Yes, sovereign immunity makes prosecution a dead letter. But that it's even invoked as a possibility points to the real problem. Why should the church, Catholic or otherwise, _put_ itself above the law? There would be no mishandling of sexual abuse by priests if these cases were turned over to law enforcement just as is expected of any other institution. Litigation is the answer, the only answer, when the institution stonewalls. Otherwise there is no protection for victims, and no accountability of priests and bishops.

It speaks volumes that the Vatican would pull the "we cannot be held responsible" card.

They can't have it both ways -- the Catechism claims that the Pope has immediate and universal jurisdiction. The buck stops with him as long as that claim is made.

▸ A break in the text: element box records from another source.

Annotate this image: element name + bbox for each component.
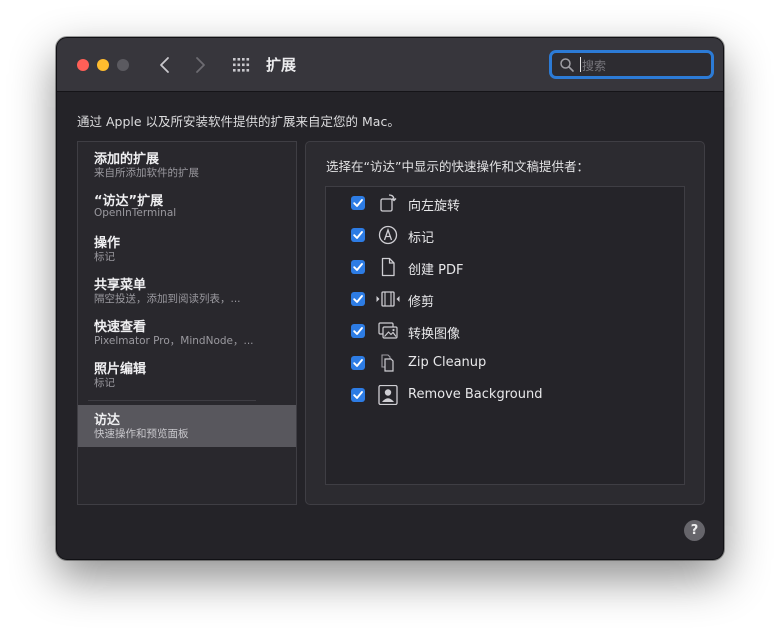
convert-image-icon [378,322,398,339]
list-item: 转换图像 [326,316,684,346]
detail-panel: 选择在“访达”中显示的快速操作和文稿提供者： 向左旋转 标记 创建 PDF 修剪… [305,141,705,505]
item-label: 创建 PDF [408,263,464,278]
list-item: 向左旋转 [326,188,684,218]
close-button[interactable] [77,59,89,71]
sidebar-item-subtitle: 标记 [94,377,115,389]
sidebar-item-added-extensions[interactable]: 添加的扩展 来自所添加软件的扩展 [78,144,296,186]
zoom-button[interactable] [117,59,129,71]
item-label: 修剪 [408,295,435,310]
sidebar-divider [88,400,256,401]
sidebar-item-subtitle: 快速操作和预览面板 [94,428,189,440]
titlebar: 扩展 搜索 [57,38,723,92]
checkbox[interactable] [351,356,365,370]
checkbox[interactable] [351,260,365,274]
sidebar-item-subtitle: 标记 [94,251,115,263]
checkmark-icon [353,327,363,335]
checkbox[interactable] [351,388,365,402]
back-button[interactable] [153,53,177,77]
checkmark-icon [353,231,363,239]
sidebar-item-subtitle: OpenInTerminal [94,207,177,219]
person-portrait-icon [378,385,398,405]
item-label: Remove Background [408,387,543,402]
trim-icon [376,291,400,307]
panel-title: 选择在“访达”中显示的快速操作和文稿提供者： [326,159,589,174]
sidebar-item-finder-extensions[interactable]: “访达”扩展 OpenInTerminal [78,186,296,228]
list-item: Zip Cleanup [326,348,684,378]
sidebar-item-share-menu[interactable]: 共享菜单 隔空投送，添加到阅读列表，... [78,270,296,312]
sidebar-item-photos-editing[interactable]: 照片编辑 标记 [78,354,296,396]
checkbox[interactable] [351,324,365,338]
search-placeholder: 搜索 [582,59,607,73]
sidebar-item-actions[interactable]: 操作 标记 [78,228,296,270]
description-text: 通过 Apple 以及所安装软件提供的扩展来自定您的 Mac。 [77,114,400,129]
sidebar-item-finder[interactable]: 访达 快速操作和预览面板 [78,405,296,447]
grid-icon [233,58,250,72]
checkmark-icon [353,359,363,367]
checkmark-icon [353,199,363,207]
list-item: 创建 PDF [326,252,684,282]
sidebar-item-subtitle: 隔空投送，添加到阅读列表，... [94,293,241,305]
show-all-button[interactable] [230,55,252,75]
sidebar-item-quick-look[interactable]: 快速查看 Pixelmator Pro，MindNode，... [78,312,296,354]
item-label: 转换图像 [408,327,461,342]
text-caret [580,57,581,72]
minimize-button[interactable] [97,59,109,71]
search-icon [560,58,574,72]
checkmark-icon [353,295,363,303]
checkbox[interactable] [351,228,365,242]
document-icon [381,257,395,277]
checkbox[interactable] [351,292,365,306]
list-item: 修剪 [326,284,684,314]
rotate-left-icon [380,194,397,212]
list-item: 标记 [326,220,684,250]
extensions-sidebar: 添加的扩展 来自所添加软件的扩展 “访达”扩展 OpenInTerminal 操… [77,141,297,505]
sidebar-item-subtitle: 来自所添加软件的扩展 [94,167,199,179]
preferences-window: 扩展 搜索 通过 Apple 以及所安装软件提供的扩展来自定您的 Mac。 添加… [56,37,724,560]
checkmark-icon [353,391,363,399]
help-button[interactable]: ? [684,520,705,541]
item-label: 向左旋转 [408,199,461,214]
forward-button[interactable] [188,53,212,77]
quick-actions-list: 向左旋转 标记 创建 PDF 修剪 转换图像 Zip Cleanup Remov… [325,186,685,485]
documents-icon [381,354,394,372]
list-item: Remove Background [326,380,684,410]
sidebar-item-subtitle: Pixelmator Pro，MindNode，... [94,335,254,347]
item-label: Zip Cleanup [408,355,487,370]
checkbox[interactable] [351,196,365,210]
chevron-right-icon [196,57,205,73]
checkmark-icon [353,263,363,271]
markup-icon [378,225,398,245]
item-label: 标记 [408,231,435,246]
search-field[interactable]: 搜索 [549,50,714,79]
window-title: 扩展 [266,56,297,74]
chevron-left-icon [160,57,169,73]
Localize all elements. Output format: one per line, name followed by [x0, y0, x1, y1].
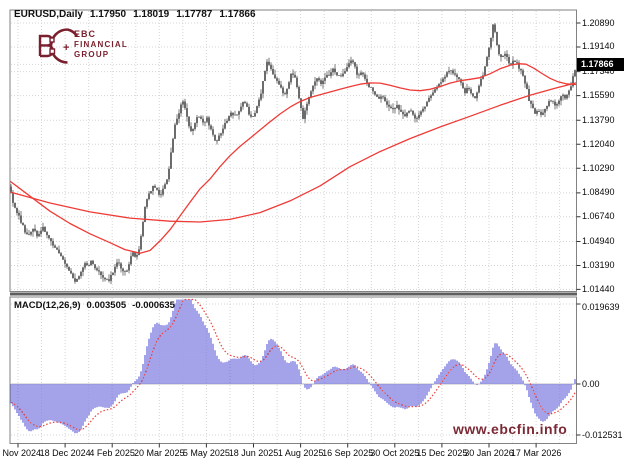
- price-axis-label: 1.01440: [582, 284, 615, 294]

Key phrase in the article: "The Vatican has not held any bishop accountable." That's the issue. Just to dwell on the Wisconsin case, a Chicago priest who worked with deaf Catholics in Chicago tried repeatedly to get action from the Archbishop of Milwaukee. The painful and infuriating truth is that Laurence Murphy was allowed to continue his life as a priest in spite of the certain knowledge a succession of bishops had about his criminal behavior. If it is true that the bishops have never been held to account, then the Vatican is fair game, in my opinion.

(Editor's note: thanks for the comment. We need your full name next time.)

Why should the church, Catholic or otherwise, _put_ itself above the law? There would be no mishandling of sexual abuse by priests if these cases were turned over to law enforcement just as is expected of any other institution. Litigation is the answer, the only answer, when the institution stonewalls. Otherwise there is no protection for victims, and no accountability of priests and bishops.

There have even been cases where priests notified the police and ended up having to fight their own bishops for doing so.

(That article links Cardinal William Levada, who succeeded Pope Benedict as prefect of the Congregation for the Doctrine of the Faith, directly with covering up abuse cases in San Francisco, and with retaliating against a a former-lawyer-turned priest who notified police of sexual abuse in the diocese.)

The Pope cannot credibly claim that he is not responsible when he continues to shelter senior clerics who were responsible for massive coverups in the Vatican. (Levada and Law come to mind.) If Pope Benedict were to hand them over to the justice system in the United States, maybe people would believe he is serious about protecting the innocent and restoring trust in the church. Unless he does, the damage to the Roman Catholic Church will continue to mount--and only God knows whether that damage will ever be reparable.

Paige Baker

The more they "explain" the less I believe them. If this were a corporate institution the stock holders would have the CEO's head. As the leader, you are ALWAYS ultimately responsible and especially so in this case. Pope Ratzinger give it up.